La politique marocaine du blé se résume en un chiffre : 180 milliards de centimes. Une débauche financière nécessaire chaque année pour maintenir le quintal de blé tendre au prix de référence de 250 dirhams.
Chaque année, le ministère de l’Agriculture, celui de l’Economie, des Finances, l’ONICL, les producteurs et les minotiers, doivent, au terme d’un véritable exercice d’équilibriste, arriver à ce compromis social.
L’argent dépensé est destiné à aider les couches défavorisées. «En fait, souligne un négociant en céréales, la subvention profite à tout le monde, sauf à ces couches sociales, puisqu’on n’est jamais arrivé à écouler le kilogramme de farine nationale de blé tendre (la fameuse FNBT) à son prix théorique de 2 dirhams, mais souvent à 2,8 dhs voire 3 dirhams ». Où va donc l’argent de la subvention ?
Dans les mains des minotiers à raison de 140 dirhams par quintal. Peut-être ailleurs aussi. Le blé s’égare parfois en chemin. Cela a été vérifié en 1990, suite à la découverte d’un détournement par les responsables de l’Association professionnelle des minoteries d’un montant de 19,7 milliards de dirhams, versés sur le compte de l’APM par le biais de l’ONICL.
L’affaire devenue «le scandale des minotiers » n’a pas encore révélé tous ses secrets. Mais c’est l’électrochoc qui a rendu nécessaire la réforme de toute la filière. Tous les changements opérés jusque-là se heurtent naturellement sur l’enjeu financier.
Il était question au printemps dernier de revoir toute la machine de la subvention. A l’époque, ALM s’était fait l’écho des réunions tenues entre les différentes parties évoquées ci-dessus au sujet du redéploiement de la subvention vers le producteur. Il était question de soutenir directement le blé, le producteur et non la farine. Etait également attendue, la baisse la subvention de moitié à l’horizon 2006. Aujourd’hui, c’est le statu quo.
On ne parle plus de la réforme qui était prévue entrer en vigueur le premier juillet. Mais en revanche, la même politique de protection de la production nationale a été reconduite. Dès le premier juin en effet, les droits de douane ont été revus à la hausse avec, pour la première tranche, un taux de 100%. De même, l’Office national interprofessionnel des céréales et des légumineuses (ONICL) a émis son communiqué traditionnel, précédant la période de réception des quantités offertes jusqu’au 1er septembre avec des primes de magasinage de 2 dirhams par quintal et par quinzaine et une marge de rétrocession de 8,8 dirhams par quintal.
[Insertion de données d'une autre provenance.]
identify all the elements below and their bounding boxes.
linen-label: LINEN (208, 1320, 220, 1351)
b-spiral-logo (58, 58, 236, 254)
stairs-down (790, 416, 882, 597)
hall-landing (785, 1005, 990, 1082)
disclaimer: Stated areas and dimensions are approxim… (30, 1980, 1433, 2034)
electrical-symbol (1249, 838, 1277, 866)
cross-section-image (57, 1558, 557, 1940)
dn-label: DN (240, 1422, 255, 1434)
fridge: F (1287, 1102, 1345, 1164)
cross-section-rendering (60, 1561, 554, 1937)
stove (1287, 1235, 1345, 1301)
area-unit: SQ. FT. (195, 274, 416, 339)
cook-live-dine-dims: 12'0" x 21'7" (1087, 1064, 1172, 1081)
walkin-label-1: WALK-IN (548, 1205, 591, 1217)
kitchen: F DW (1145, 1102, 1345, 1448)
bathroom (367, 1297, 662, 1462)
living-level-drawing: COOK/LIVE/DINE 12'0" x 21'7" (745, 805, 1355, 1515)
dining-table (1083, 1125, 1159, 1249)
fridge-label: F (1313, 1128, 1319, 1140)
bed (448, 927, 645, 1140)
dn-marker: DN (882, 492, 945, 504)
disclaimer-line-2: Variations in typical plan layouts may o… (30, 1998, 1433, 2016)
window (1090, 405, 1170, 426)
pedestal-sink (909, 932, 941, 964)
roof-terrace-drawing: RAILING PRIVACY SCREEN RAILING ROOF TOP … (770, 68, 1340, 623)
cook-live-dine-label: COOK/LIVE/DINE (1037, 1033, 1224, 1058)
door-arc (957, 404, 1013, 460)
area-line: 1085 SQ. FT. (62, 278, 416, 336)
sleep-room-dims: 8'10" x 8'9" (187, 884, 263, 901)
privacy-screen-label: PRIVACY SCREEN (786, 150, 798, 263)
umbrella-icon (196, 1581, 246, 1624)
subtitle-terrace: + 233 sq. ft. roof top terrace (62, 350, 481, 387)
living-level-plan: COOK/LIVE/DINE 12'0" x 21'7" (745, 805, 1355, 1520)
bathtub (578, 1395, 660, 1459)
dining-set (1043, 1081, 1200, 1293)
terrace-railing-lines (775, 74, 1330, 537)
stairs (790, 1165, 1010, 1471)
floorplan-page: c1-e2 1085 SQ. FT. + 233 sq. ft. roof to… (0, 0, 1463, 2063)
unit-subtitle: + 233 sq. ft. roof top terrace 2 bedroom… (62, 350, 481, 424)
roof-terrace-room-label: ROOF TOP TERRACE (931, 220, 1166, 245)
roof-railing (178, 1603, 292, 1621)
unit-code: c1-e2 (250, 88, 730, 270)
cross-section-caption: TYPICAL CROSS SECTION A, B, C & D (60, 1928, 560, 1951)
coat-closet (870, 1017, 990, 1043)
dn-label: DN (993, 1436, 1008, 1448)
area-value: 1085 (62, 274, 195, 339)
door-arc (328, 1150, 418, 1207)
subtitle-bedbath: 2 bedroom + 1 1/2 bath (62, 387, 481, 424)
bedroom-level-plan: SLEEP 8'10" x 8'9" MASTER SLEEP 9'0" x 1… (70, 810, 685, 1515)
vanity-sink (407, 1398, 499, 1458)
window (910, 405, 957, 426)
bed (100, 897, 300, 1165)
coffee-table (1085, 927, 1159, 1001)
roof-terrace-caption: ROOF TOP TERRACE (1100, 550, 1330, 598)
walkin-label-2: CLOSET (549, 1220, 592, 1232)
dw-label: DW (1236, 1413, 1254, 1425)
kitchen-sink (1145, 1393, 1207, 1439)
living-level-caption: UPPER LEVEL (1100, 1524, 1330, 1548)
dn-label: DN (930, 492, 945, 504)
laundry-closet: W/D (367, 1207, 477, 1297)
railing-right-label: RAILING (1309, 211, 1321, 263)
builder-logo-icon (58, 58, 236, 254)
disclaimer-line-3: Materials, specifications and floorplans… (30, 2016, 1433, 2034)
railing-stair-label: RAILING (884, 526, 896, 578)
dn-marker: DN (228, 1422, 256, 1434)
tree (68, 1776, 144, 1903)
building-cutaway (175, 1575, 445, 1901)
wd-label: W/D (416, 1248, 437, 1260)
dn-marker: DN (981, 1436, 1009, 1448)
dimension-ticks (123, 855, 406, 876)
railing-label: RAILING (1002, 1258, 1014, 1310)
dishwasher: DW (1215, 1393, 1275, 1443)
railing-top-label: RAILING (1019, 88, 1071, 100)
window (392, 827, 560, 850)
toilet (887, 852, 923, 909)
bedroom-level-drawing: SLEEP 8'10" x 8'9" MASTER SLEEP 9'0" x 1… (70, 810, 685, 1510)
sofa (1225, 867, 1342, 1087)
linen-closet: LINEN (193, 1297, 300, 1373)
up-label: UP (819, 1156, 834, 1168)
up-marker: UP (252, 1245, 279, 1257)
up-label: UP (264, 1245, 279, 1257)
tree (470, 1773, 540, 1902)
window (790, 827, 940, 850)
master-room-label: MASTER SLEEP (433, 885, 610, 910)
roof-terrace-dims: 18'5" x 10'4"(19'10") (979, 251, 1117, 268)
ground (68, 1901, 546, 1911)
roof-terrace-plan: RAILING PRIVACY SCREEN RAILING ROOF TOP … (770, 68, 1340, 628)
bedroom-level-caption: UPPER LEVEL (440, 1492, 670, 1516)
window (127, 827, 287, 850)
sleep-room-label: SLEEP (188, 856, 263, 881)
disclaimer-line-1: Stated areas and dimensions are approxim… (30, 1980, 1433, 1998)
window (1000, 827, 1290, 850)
L’appel d’offres continuant à régir les contingents tarifaires.
Mais, même au taux maximal de 100%, la tonne de blé en provenance de l’étranger arrive au Maroc avec un prix de 260 dirhams, assez voisin en fin de compte au quintal. En France, le prix moyen du blé tendre se négociait courant juillet à 15 dollars le quintal, nettement en deçà des coûts de production au Maroc.
Le dossier du blé marocain pèse lourd sur les finances de l’Etat, mais, comme on le murmure dans les parages du ministère de l’Agriculture, «il s’agit d’un problème social ». On ne peut du jour au lendemain mettre fin à l’activité d’un million d’exploitants. Pourtant, la logique actuelle est mise à mal. L ‘accord de libre-échange conclu avec les USA est implicite sur la question de l’Agriculture appelée à se mettre à niveau. Le secteur du blé dispose de 15 à 20 ans pour se mettre au pas. Au-delà, il devra affronter les cargaisons américaines qui seront introduites au Maroc avec un droit à taux nul.
D’où d’ailleurs, la multiplication au printemps dernier des réunions sur la réforme de la subvention. «En subventionnant le blé, déclare un cadre du ministère de l’Agriculture, on encourage la production de plusieurs catégories de farines, de manière à toucher toutes les couches de la population ». Sauf que, en guise de réforme aujourd’hui, c’est un silence radio qui s’est imposé. Les fortes tendances baissières du marché international ne profiteront donc à personne.
Le Maroc disposant à l’intérieur de blé en quantité suffisante pour le consommateur mais pas par les moulins qui, après une phase d’investissements motivée par l’attractivité (de la subvention ?) vit aujourd’hui un retour de bâton sévère, ne fonctionnant qu’à 50% de son potentiel. En 2002, environ 20 moulins avaient mis la clé sous le paillasson et une dizaine étaient en redressement judiciaire. La réforme prévue sera donc d’autant plus douloureuse qu’elle risque de priver au secteur des minotiers (très social aussi), les moyens d’écraser leur blé. Dans tous les cas, minotiers et agriculteurs ne devront à la longue compter que sur eux-mêmes pour survivre. A moins que la réforme n’emprunte d’autres chemins.